Literature is one of the art forms invented by the humanity to reflect the phenomena of the objective reality. Drawing from this, all the ideas people have about their lives can be found in the literature. This paper will focus on two literary movements depicting the true-to-life stories of ordinary people without resorting to any symbolic pictures, etc.; these movements are realism and naturalism. Mark Twain’s “Huck Finn” will be considered as a realist piece of literature, while Jack London’s “The Law of Life” will be examined as an example of naturalism.
To begin with, realism can be defined as a literary technique directed at faithful and actual describing of the real-life events and processes in the lives of ordinary people. In the middle of the 19th century, realism was viewed as a protest against surrealism and romanticism. Naturalism became a continuation of realism by addressing the specific stories of specific people instead of generalizing reality.Accordingly, one of the features of this realism was the irony of the existing society and an attempt to change the established way of living where some people were higher in their social status than others. Naturalism, on the other hand, shows the good sides of the society it wants to change.
Mark Twain in his “Huck Finn and Tom Sawyer among the Indians” demonstrates realism showing how two ordinary boys, Huck Finn and Tom Sawyer manifested their protest against the society trying to become closer to the nature that welcomed them: “The marvel of Nature shaking off sleep and going to work unfolded itself to the musing boy” (Twain, 2002, p. 71). One of the ways to break the rules the boys hated was becoming Indians and integrating into the nature: “No, better still, he would join the Indians and hunt buffaloes, and go on the war-path in the mountain ranges and the trackless great plains of the Far West” (Twain, p. 45).

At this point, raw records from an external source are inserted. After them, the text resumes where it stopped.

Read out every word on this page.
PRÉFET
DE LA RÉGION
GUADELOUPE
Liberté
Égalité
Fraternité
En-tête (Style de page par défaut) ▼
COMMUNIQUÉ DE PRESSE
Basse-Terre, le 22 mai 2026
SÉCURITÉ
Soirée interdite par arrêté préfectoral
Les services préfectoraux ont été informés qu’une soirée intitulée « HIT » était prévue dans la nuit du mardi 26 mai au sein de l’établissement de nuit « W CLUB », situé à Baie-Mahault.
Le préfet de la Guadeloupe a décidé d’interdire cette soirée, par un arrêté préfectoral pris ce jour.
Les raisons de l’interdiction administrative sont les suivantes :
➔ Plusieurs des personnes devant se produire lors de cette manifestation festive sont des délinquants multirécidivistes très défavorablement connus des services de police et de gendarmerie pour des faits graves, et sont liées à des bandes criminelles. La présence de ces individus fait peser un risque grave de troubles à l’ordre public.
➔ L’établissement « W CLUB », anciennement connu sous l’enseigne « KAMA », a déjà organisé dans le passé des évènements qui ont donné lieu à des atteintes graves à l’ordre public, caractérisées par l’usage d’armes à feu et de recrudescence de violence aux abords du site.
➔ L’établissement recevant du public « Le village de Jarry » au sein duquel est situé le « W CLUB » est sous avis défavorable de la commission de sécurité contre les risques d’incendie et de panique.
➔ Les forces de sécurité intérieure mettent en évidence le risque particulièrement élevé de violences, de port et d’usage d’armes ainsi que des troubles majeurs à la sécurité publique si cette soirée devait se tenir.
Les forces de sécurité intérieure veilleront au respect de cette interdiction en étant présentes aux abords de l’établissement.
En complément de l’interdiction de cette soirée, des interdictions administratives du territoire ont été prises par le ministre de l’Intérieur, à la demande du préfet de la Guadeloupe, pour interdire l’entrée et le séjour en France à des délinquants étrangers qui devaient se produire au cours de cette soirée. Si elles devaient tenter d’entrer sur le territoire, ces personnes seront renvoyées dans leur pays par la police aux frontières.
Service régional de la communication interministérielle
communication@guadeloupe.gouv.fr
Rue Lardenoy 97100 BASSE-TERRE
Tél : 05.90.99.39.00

As contrasted to Twain’s work, “The Law of Life” by London is a depiction of positive experiences of ordinary people living in close connection with nature. There is no manifestation of protest in this work, vice versa London shows that understanding the laws of life and nature makes it easier for ordinary people to go their life-path and end it timely: “He did not complain. It was the way of life, and it was just. He had been born close to the earth, close to the earth had he lived, and the law thereof was not new to him” (London, 1994, p. 28). Moreover, London’s work is more philosophical than the one by Twain, as the author thinks over the solutions to social issues rather than treating them with irony: “Nature did not care. To life she set one task, gave one law. To perpetuate was the task of life, its law was death” (London, 1994, p. 29).
To conclude, realism and naturalism are the two literary movements that reflect the same idea of bringing the ordinary people to the spotlight of literature, although by different means. Mark Twain and Jack London are the brightest representatives of these literary movements, and their works prove this fact by displaying the features of realism and naturalism. Although Mark Twain is famous for his realist humor, and Jack London attracts readers’ attention by his naturalist philosophy of life, the joint aim they pursue is explaining to the society the right way according to which it should develop.
Works Cite
London, Jack. The Portable Jack London (Earle Labor, Ed.). Penguin, 1994, pp. 26 – 32.
Twain, Mark. Huck Finn and Tom Sawyer among the Indians And Other Unfinished Stories. University of California Press, 2002.